Front Persatuan Global bahkan harus mengadakan pertemuan manajemen krisis opini publik untuk membahas cara meyakinkan masyarakat.
Namun, saat itu, suara Shen Hao terdengar di pertemuan tersebut.
“Orang-orang hanya butuh jawaban,” kata Shen Hao, “Ketidakpastian adalah ketakutan terbesar, tetapi saya percaya bahwa sebagian besar orang dalam peradaban kita tidak akan takut pada tantangan yang tak terhindarkan namun jelas terlihat.”
Memang, menurut Shen Hao, sudah saatnya untuk mengungkapkan semua kebenaran.
Sebelumnya, selain Shen Hao, tidak ada seorang pun yang dapat sepenuhnya memastikan keberadaan dan fungsi Ujian Peradaban; istilah itu bahkan berasal dari mulut Iblis Darah, tetapi semuanya telah diklarifikasi setelah Ujian pertama berakhir.
Ujian Peradaban memang ada, dan mereka memang sedang menghadapi Ujian berikutnya.
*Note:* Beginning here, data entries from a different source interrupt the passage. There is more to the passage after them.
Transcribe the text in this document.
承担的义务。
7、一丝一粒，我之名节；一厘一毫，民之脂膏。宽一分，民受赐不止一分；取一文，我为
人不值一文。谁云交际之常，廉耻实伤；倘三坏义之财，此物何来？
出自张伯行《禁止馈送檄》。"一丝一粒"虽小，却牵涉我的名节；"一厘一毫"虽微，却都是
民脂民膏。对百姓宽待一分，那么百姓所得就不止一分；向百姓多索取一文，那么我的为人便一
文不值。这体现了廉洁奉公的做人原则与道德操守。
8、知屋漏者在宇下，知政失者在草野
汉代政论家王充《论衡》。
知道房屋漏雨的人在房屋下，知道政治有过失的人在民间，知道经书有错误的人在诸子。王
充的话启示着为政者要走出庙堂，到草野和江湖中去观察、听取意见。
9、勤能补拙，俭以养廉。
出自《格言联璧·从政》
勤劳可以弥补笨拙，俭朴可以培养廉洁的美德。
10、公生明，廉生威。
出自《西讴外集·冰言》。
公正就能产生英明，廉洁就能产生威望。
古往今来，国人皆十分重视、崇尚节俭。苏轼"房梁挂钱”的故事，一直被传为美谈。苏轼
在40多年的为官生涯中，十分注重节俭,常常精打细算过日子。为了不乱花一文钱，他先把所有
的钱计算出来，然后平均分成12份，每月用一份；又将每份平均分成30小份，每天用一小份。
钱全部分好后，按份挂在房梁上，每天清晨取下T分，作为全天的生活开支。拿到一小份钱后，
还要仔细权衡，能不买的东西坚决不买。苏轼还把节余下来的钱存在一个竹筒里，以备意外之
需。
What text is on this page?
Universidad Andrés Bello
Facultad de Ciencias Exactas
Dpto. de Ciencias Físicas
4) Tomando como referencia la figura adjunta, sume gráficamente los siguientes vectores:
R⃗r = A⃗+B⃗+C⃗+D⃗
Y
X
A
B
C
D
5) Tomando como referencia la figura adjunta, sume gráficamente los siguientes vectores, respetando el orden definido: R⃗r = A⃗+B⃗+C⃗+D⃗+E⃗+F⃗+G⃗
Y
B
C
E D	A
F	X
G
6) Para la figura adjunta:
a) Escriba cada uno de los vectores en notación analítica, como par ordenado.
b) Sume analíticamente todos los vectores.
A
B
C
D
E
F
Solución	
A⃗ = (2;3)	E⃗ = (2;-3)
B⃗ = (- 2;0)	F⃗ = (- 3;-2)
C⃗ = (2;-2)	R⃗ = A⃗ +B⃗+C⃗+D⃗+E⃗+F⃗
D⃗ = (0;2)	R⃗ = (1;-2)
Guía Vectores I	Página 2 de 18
Jadi, seperti yang dikatakan Shen Hao, sudah saatnya untuk mengumumkannya kepada publik.
Setelah Shen Hao berbicara, pemungutan suara yang tersisa tampak hanya formalitas, tanpa adanya oposisi, semuanya berjalan cepat, dan kurang dari satu jam kemudian, konferensi pers global yang dikeluarkan oleh Front Persatuan Global, yang ditujukan kepada seluruh umat manusia, resmi dimulai.
Orang-orang yang mendambakan jawaban berdatangan dengan sangat cepat.
“Insiden Lompatan Bintang, kemunculan Sang Terpilih, kemunculan Iblis Darah, termasuk kemunculan dua Planet Kehidupan itu, dan bahkan banyak teknologi dan senjata yang tiba-tiba muncul selama perang Iblis Darah yang melampaui tingkat teknologi, di balik semua ini, ada Ujian Peradaban Bayangan!”
Dalam konferensi pers ini, Global United Front mengungkapkan banyak informasi intelijen yang sebelumnya dirahasiakan.
Sebagai contoh, setelah peristiwa Star Jump terjadi, sekelompok astronom, fisikawan, dan ilmuwan lingkungan berkumpul sambil berteriak tak percaya, ekspresi mereka hampir seperti orang gila dan kemudian pingsan.